La tribune des invités de La Croix se veut une parole forte, presque prophétique. Elle affirme que « ni l’usage ni la possession de l’arme atomique ne sont légitimes » et soutient que « le désarmement unilatéral est la seule attitude juste ». Le débat sur la légitimité morale de l’arme nucléaire est ancien et parfaitement légitime. Mais le texte franchit un seuil autrement plus problématique lorsqu’il en appelle directement aux militaires : « Nous implorons tout soldat chrétien à exprimer publiquement ce refus catégorique », en les invitant à « obéir à Dieu plutôt qu’aux humains ». Autrement dit, à désobéir à l’autorité légitime.
Une telle injonction, dans un État de droit, est tout sauf anodine. Elle ne relève plus seulement du témoignage spirituel, mais d’un appel concret à rompre avec les règles qui fondent l’engagement militaire. Elle pose une question grave : peut-on, au nom de la foi, encourager des soldats à se soustraire aux missions qui leur sont confiées ? Le collectif appuie son propos sur l’intention de prière du pape Léon XIV, qui appelle à « un désarmement effectif, en particulier nucléaire ». Mais cette référence appelle une clarification essentielle. Le pape, en tant que chef religieux, est dans son rôle lorsqu’il appelle à la paix, au dialogue et au désarmement. Il exprime une exigence morale universelle, orientée vers un idéal.
Cet appel n’est pas un programme politique ni une consigne opérationnelle. Il n’a pas vocation à être instrumentalisé pour justifier des appels à la désobéissance individuelle. Confondre le registre spirituel et le registre politique, c’est précisément trahir la nature de cette parole.
Sur le fond, la tribune développe une critique appuyée de la dissuasion nucléaire, décrivant avec précision ses effets : « blast, onde de choc, corps volatilisés », rappelant que certaines ogives atteignent « entre 7 et 20 fois la bombe d’Hiroshima ». Ce rappel est juste. Il souligne la gravité extrême de ces armes.
Mais il ne répond pas à la question centrale : que faire dans un monde où ces armes existent déjà, et où toutes les puissances ne partagent ni les mêmes intentions ni les mêmes principes ? Le désarmement unilatéral est présenté comme « la seule attitude juste ». Mais aucune réflexion n’est proposée sur ses conséquences concrètes.

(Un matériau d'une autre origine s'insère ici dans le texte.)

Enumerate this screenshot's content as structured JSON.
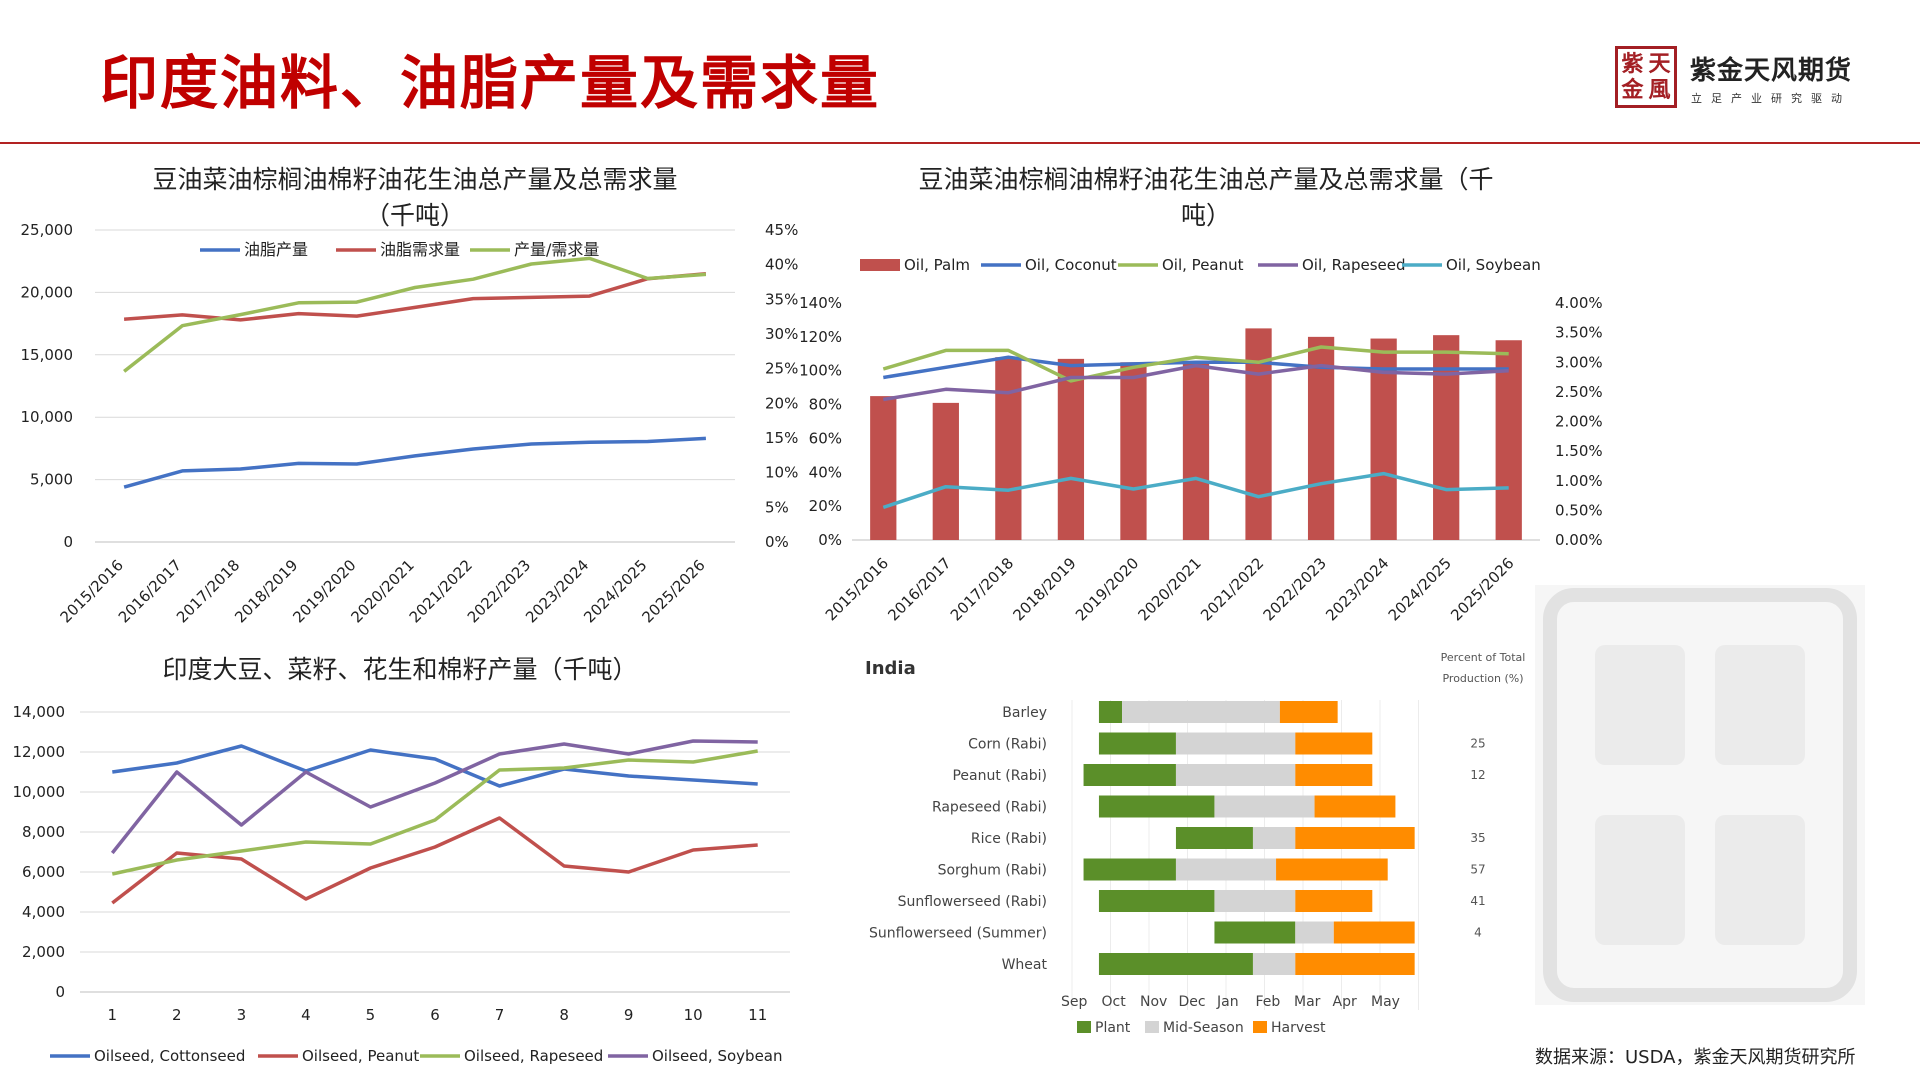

Une nation qui renoncerait seule à toute capacité de dissuasion contribuerait-elle à désarmer le monde, ou s’exposerait-elle davantage ? Le silence sur ce point est significatif.
Lire aussi
Notons que les signataires s’inscrivent dans un courant bien identifié du christianisme contemporain : écologie intégrale, critique du libéralisme, non-violence radicale, méfiance à l’égard des structures politiques et militaires. Des figures comme Gaultier Bes ou Timothée de Rauglaudre, des collectifs comme Lutte et contemplation ou Anastasis, ou encore des acteurs de la non-violence comme Christian Renoux ou Xavier Mercy, incarnent cette sensibilité. Ce courant a sa cohérence. Mais il tend aussi à absolutiser une vision de la paix détachée des conditions réelles de son maintien. C’est ici que se joue une confusion plus profonde.
La tradition chrétienne n’a jamais identifié la foi à un refus absolu de toute force. Elle a développé une réflexion exigeante sur la « guerre juste », qui encadre strictement l’usage de la force tout en reconnaissant la légitimité de la défense. Elle affirme la responsabilité des autorités politiques de protéger les populations.
Être chrétien ne dispense pas d’assumer le réel. Être militaire n’est pas incompatible avec la foi. Entre les deux, il existe un discernement, non une opposition systématique. En appelant à « obéir à Dieu plutôt qu’aux humains », le collectif semble ignorer cette tension. Il suggère une incompatibilité là où la tradition a toujours cherché un équilibre. Appeler à la désobéissance, en revanche, rompt cet équilibre. Cela fragilise la chaîne de commandement, déplace sur les individus une responsabilité collective, et introduit une instabilité au cœur même des institutions.Au fond, la tribune repose sur une conviction : la paix adviendrait par la seule renonciation à la force. Mais cette conviction n’est pas interrogée. Elle est posée comme une évidence. Or, la paix ne se décrète pas. Elle se construit dans un monde traversé par des tensions, des conflits et des menaces bien réelles. Elle suppose à la fois une exigence morale et une prudence politique. Refuser de tenir ensemble ces deux dimensions, c’est courir le risque de transformer une aspiration légitime en illusion dangereuse. La paix est un idéal. Mais elle ne peut être pensée contre la responsabilité et à ce jour seule la dissuasion nucléaire répond à cela.